The next day Winston was introduced to Mr. Walters, who expressed great pleasure in making his acquaintance, and spent a week in showing him everything of any interest connected with coloured people.
Winston was greatly delighted with the acquaintances he made; and the kindness and hospitality with which he was received made a most agreeable impression upon him.
It was during this period that he wrote the glowing letters to Mr. and Mrs. Garie, the effects of which will be discerned in the next chapter.
The Garies decide on a Change.
We must now return to the Garies, whom we left listening to Mr. Winston’s description of what he saw in Philadelphia, and we need not add anything respecting it to what the reader has already gathered from the last chapter; our object being now to describe the effect his narrative produced.
On the evening succeeding the departure of Winston for New Orleans, Mr. and Mrs. Garie were seated in a little arbour at a short distance from the house, and which commanded a magnificent prospect up and down the river. It was overshadowed by tall trees, from the topmost branches of which depended large bunches of Georgian moss, swayed to and fro by the soft spring breeze that came gently sweeping down the long avenue of magnolias, laden with the sweet breath of the flowers with which the trees were covered.
A climbing rose and Cape jessamine had almost covered the arbour, and their intermingled blossoms, contrasting with the rich brown colour of the branches of which it was constructed, gave it an exceedingly beautiful and picturesque appearance.
This arbour was their favourite resort in the afternoons of summer, as they could see from it the sun go down behind the low hills opposite, casting his gleams of golden light upon the tops of the trees that crowned their summits.
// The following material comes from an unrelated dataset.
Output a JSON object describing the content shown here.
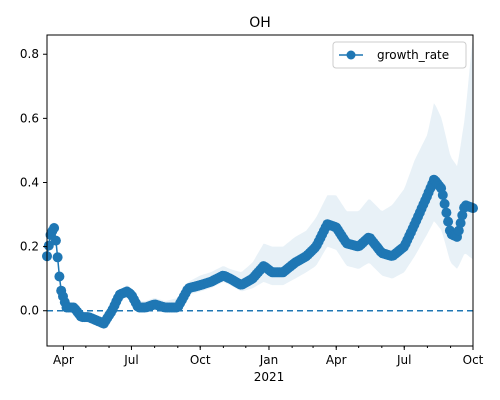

Northward, where the chain of hills was broken, the waters of the river would be brilliant with waves of gold long after the other parts of it were shrouded in the gloom of twilight. Mr. and Mrs. Garie sat looking at the children, who were scampering about the garden in pursuit of a pet rabbit which had escaped, and seemed determined not to be caught upon any pretence whatever.
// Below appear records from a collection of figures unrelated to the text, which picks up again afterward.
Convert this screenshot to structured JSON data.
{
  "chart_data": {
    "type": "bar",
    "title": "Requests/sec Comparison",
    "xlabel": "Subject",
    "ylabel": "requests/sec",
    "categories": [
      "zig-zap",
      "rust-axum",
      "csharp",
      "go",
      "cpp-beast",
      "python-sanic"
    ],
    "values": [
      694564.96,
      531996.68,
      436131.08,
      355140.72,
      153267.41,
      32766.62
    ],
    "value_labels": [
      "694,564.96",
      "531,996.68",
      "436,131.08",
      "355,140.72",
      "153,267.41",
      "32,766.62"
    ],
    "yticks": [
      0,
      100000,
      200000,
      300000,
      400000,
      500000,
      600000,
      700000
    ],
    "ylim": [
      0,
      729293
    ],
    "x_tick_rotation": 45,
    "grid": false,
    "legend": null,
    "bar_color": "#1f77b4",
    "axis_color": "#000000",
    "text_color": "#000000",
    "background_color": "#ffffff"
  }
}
“Are they not beautiful?” said Mr. Garie, with pride, as they bounded past him. “There are not two prettier children in all Georgia. You don’t seem half proud enough of them,” he continued, looking down upon his wife affectionately.
Mrs. Garie, who was half reclining on the seat, and leaning her head upon his shoulder, replied, “Oh, yes, I am, Garie; I’m sure I love them dearly—oh, so dearly!” continued she, fervently—“and I only wish”—here she paused, as if she felt she had been going to say something that had better remain unspoken.
“You only wish what, dear? You were going to say something,” rejoined her husband. “Come, out with it, and let me hear what it was.”